Was den mit Abstand meisten Befragten dagegen gefehlt hat, war der direkte Austausch mit den Kolleg:innen vor Ort. Das legen die auf die offene Frage ›Was hat Ihnen beim digitalen DGS-Kongress 2020 gefehlt? Haben Sie Verbesserungsvorschläge?‹ häufig geantworteten Schlagwörter nahe: Neben Austausch sind dies persönlich, informell, Diskussionen, Kontakte, Face to Face, Räume, Kaffeepausen, Flurgespräche, Socializen und Vernetzen. Letzteres fiel auffallend oft in Verbindung mit wissenschaftlichem Nachwuchs. Auch die in einigen Veranstaltungsformaten fehlende Möglichkeit zur Beteiligung via Chatfunktion stieß häufiger auf Kritik. Ein anders gelagerter, wichtiger Kritikpunkt am Digitalen war eine unzureichende Unterstützung für Sehbehinderte.

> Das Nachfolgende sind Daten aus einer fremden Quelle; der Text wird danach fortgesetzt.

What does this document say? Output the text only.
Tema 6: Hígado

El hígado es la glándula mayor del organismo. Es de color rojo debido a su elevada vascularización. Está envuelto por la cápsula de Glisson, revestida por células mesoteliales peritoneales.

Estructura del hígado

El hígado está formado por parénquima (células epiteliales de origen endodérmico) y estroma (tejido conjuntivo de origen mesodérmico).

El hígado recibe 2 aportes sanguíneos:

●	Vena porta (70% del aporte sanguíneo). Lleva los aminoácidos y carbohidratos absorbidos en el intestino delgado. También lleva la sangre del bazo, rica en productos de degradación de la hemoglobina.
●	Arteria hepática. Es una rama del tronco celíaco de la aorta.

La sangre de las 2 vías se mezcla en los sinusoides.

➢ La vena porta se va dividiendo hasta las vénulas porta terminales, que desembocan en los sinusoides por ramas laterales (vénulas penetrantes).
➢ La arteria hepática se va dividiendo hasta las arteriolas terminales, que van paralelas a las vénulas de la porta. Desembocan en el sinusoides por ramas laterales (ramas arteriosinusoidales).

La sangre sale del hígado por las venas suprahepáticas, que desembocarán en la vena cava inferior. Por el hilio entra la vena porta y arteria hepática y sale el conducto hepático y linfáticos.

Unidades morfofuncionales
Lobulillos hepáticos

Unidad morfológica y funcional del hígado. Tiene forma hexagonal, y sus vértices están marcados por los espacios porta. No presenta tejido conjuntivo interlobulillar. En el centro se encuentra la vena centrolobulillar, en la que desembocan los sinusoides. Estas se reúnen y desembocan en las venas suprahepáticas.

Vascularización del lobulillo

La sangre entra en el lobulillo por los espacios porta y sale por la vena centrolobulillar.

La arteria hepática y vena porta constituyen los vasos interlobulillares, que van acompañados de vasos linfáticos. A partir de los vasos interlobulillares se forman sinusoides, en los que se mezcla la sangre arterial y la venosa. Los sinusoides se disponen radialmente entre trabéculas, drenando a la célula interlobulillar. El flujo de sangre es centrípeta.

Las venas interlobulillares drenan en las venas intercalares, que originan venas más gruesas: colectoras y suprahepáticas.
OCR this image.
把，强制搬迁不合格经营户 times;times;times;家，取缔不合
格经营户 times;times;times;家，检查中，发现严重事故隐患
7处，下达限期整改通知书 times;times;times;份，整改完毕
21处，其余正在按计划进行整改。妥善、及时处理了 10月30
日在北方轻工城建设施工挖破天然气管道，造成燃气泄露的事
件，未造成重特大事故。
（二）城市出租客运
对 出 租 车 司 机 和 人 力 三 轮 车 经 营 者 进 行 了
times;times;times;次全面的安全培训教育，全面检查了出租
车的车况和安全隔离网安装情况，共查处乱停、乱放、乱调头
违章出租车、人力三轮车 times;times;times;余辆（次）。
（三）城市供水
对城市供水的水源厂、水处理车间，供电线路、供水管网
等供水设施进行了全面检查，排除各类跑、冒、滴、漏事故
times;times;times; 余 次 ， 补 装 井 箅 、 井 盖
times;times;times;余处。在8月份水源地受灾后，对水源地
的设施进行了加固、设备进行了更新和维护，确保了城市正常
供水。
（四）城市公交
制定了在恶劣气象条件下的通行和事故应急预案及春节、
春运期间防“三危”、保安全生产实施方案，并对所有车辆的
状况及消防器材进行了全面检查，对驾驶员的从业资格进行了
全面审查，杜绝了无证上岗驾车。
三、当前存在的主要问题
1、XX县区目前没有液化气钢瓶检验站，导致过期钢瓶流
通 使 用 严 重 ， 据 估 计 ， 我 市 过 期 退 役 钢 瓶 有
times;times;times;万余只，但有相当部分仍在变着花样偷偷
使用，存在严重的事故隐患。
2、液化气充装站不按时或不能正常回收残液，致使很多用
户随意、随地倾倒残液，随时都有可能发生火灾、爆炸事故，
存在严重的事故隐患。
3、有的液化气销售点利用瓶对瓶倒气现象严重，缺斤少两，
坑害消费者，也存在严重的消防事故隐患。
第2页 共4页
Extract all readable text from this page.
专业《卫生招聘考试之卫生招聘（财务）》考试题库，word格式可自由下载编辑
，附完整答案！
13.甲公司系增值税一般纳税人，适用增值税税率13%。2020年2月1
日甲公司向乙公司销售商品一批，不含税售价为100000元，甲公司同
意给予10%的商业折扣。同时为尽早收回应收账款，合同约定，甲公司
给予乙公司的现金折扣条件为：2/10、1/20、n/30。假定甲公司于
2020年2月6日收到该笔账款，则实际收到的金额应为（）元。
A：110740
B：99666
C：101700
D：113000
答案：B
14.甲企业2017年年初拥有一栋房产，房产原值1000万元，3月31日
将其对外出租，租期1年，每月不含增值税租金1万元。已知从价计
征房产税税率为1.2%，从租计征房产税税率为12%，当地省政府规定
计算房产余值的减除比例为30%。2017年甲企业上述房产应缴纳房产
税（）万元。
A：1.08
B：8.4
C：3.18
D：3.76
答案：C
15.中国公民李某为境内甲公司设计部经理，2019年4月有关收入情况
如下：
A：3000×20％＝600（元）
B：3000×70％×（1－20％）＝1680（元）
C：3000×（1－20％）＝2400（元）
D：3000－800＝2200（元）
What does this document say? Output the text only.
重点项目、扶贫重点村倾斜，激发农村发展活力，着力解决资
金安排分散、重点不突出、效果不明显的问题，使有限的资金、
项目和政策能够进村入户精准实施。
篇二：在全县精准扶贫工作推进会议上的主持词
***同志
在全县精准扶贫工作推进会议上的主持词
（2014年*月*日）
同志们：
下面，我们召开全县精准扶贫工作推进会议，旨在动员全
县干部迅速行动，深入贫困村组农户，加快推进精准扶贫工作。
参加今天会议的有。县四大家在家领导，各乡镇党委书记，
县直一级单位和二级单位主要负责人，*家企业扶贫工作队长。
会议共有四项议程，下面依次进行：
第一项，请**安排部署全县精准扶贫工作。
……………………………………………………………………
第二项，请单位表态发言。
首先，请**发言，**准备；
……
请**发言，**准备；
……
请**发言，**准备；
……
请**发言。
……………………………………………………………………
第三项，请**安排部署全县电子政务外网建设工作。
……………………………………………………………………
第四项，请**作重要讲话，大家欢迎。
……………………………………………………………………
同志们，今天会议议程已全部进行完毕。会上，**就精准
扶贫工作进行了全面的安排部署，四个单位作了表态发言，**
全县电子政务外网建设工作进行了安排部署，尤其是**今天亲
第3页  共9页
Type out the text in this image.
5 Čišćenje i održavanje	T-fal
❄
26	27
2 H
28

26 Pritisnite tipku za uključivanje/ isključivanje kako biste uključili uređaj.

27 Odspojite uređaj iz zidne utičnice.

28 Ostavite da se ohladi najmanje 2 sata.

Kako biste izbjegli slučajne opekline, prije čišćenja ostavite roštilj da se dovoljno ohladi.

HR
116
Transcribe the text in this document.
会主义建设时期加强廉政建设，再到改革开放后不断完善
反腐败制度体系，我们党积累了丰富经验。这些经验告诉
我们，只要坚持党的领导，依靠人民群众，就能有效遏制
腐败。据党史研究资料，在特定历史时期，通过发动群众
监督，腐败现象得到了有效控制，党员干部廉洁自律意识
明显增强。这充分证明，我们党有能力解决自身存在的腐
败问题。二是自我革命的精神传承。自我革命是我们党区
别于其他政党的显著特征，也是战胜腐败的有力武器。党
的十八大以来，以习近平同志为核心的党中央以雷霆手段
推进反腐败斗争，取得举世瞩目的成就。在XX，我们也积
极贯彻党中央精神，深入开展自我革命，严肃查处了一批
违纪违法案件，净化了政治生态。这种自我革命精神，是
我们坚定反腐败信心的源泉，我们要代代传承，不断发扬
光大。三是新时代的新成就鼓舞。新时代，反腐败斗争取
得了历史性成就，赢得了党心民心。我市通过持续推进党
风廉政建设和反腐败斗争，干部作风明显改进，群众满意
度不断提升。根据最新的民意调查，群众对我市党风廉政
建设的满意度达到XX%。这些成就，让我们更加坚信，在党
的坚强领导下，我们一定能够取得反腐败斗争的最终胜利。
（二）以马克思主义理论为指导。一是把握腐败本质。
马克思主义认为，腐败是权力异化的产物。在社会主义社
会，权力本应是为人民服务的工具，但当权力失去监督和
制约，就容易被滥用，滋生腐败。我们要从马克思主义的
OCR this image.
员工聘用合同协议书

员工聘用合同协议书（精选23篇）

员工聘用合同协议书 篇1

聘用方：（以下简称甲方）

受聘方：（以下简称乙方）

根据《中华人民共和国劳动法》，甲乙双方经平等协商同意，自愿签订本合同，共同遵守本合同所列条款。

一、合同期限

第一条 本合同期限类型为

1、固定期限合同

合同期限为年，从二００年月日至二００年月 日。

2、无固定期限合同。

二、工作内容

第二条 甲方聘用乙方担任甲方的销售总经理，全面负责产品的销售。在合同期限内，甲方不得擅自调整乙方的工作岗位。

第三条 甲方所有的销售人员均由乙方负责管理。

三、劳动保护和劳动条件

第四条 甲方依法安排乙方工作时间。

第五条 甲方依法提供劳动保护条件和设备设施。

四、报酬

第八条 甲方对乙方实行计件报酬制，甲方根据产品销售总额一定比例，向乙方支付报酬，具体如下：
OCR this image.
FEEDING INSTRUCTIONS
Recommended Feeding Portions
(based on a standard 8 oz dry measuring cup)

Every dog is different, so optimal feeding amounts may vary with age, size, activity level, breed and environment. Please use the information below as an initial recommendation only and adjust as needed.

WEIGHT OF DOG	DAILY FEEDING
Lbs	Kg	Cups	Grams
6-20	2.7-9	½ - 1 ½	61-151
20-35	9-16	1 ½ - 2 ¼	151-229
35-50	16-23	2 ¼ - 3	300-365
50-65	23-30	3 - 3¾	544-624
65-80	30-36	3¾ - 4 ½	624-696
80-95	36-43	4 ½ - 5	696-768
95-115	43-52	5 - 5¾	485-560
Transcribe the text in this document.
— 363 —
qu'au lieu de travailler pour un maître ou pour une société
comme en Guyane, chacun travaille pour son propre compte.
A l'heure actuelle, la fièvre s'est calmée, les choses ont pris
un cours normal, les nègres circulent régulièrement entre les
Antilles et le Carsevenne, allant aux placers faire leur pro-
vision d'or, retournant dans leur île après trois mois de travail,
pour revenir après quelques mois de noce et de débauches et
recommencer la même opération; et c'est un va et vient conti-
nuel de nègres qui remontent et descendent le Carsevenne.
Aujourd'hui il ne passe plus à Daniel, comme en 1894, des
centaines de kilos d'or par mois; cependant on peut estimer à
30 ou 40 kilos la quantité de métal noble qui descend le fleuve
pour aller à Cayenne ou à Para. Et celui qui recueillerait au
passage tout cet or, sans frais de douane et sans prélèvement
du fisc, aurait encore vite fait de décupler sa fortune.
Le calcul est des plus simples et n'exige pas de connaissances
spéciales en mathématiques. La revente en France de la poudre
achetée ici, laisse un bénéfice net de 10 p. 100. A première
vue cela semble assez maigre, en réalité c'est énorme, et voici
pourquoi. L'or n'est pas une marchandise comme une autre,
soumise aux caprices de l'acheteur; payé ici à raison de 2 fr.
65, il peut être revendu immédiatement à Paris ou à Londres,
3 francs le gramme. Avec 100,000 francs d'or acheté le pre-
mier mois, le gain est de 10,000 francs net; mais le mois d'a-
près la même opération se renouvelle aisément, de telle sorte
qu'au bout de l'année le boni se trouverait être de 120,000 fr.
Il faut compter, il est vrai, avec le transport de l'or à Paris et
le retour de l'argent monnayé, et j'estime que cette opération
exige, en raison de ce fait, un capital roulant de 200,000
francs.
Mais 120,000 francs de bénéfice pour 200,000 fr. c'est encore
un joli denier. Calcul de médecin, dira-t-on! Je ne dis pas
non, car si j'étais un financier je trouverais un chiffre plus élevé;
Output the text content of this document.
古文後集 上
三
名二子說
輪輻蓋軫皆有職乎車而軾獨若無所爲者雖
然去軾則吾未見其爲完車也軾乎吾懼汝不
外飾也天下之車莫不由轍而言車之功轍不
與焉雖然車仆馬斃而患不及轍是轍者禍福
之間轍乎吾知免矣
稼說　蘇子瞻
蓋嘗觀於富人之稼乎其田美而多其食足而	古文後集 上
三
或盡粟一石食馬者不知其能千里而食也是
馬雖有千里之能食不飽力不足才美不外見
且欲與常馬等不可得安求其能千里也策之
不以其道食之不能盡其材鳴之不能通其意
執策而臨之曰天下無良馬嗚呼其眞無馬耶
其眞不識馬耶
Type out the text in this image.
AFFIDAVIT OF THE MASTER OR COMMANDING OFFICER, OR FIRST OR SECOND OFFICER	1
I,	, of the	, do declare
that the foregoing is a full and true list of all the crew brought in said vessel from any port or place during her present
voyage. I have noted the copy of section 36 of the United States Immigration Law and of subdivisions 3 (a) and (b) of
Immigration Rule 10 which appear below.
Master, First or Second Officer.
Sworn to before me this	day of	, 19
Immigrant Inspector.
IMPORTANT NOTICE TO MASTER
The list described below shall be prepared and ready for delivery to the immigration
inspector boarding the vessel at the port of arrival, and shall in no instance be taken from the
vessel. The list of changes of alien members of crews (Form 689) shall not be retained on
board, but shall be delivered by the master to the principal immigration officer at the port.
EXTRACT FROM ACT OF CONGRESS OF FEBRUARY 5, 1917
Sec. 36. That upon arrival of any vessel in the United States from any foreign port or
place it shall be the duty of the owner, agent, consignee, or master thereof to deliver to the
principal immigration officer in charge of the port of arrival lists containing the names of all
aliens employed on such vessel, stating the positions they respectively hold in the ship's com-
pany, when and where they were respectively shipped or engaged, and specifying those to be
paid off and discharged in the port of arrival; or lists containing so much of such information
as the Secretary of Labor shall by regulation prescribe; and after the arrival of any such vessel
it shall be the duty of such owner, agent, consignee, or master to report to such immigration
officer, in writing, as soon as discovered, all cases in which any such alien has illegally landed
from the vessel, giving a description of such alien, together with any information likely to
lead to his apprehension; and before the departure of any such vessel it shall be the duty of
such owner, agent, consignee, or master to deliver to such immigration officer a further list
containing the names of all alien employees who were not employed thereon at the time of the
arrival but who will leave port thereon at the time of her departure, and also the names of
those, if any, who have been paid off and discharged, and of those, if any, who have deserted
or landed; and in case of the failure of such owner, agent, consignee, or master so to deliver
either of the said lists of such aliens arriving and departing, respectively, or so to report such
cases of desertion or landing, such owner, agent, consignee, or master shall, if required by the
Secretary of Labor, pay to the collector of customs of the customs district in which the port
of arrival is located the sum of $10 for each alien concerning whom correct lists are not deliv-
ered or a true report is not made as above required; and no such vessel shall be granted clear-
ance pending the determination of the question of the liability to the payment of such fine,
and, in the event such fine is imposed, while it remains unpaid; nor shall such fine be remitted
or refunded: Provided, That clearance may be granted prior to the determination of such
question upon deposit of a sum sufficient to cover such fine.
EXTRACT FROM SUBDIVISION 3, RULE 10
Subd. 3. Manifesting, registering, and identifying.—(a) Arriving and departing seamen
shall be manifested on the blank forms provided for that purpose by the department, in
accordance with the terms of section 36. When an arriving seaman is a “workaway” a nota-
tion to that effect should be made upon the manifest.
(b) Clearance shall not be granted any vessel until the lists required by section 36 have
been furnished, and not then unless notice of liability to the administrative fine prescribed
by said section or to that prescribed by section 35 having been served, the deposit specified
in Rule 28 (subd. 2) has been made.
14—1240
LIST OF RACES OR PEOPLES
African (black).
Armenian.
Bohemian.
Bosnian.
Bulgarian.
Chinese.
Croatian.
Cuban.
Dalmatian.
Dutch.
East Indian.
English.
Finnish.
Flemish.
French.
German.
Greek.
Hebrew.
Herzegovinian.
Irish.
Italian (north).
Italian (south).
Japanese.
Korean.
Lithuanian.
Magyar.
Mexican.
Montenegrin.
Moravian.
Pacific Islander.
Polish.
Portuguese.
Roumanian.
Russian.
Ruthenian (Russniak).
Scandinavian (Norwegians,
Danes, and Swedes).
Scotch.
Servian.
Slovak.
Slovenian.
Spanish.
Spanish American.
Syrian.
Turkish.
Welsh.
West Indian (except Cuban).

Auf die fachliche Qualität der Veranstaltungen scheint die Digitalisierung keinen negativen Einfluss gehabt zu haben. Im Gegenteil werden die bekannten Veranstaltungsformate in der aktuellen Umfrage sogar jeweils besser bewertet als bei der Befragung zum Kongress 2018. Je nach Format bescheinigen 75,5 bis 87 Prozent der Teilnehmenden eine hohe bis sehr hohe fachliche Qualität. Insbesondere die Sektionsveranstaltungen und Ad-hoc-Gruppen schneiden bei den Befragten gut ab.
Die Frage danach, ob die eigenen soziologischen Arbeits- bzw. Forschungsfelder auf dem Kongress angemessen vertreten waren, beantworten dieses Mal im Vergleich zum DGS-Kongress 2018 deutlich mehr Personen positiv. Während bei der Evaluation zum letzten Kongress 61,2 Prozent der Teilnehmenden angaben, gut bis sehr gut vertreten zu sein, sind es in der aktuellen Befragung 70,2 Prozent. Wenig bis gar nicht vertreten auf dem Kongress fühlen sich dagegen 7,1 Prozent (2018 waren es noch 14,2 Prozent).
Unabhängig davon, ob der nächste Soziologiekongress digital oder analog stattfinden wird, bekunden die allermeisten Umfrageteilnehmenden auf die Frage ›Wie wahrscheinlich ist es, dass Sie an einem der kommenden DGS-Kongresse teilnehmen werden?‹, dass sie wahrscheinlich bis sehr wahrscheinlich erneut teilnehmen werden.
Bei einem digitalen Kongress sind es mit 87,2 Prozent in der direkten Gegenüberstellung sogar eindeutig mehr als bei einem analogen mit 83,5 Prozent. Beim Kongress 2018 waren es 87,5 Prozent, die eine erneute Teilnahme als wahrscheinlich bis ganz sicher einstuften.
Am Ende ist zu sagen: Gut, dass der Kongress – digital – durchgeführt wurde. Wir danken allen Teilnehmenden an der Befragung, deren Ergebnisse wir für zukünftige Kongresse werden nutzen können. Nun bleibt zu hoffen, dass wir zukünftige Kongresse wieder in Präsenz werden durchführen können und ›Lust auf einen Kaffee?‹ keine Pause in der Zoom-Konferenz impliziert.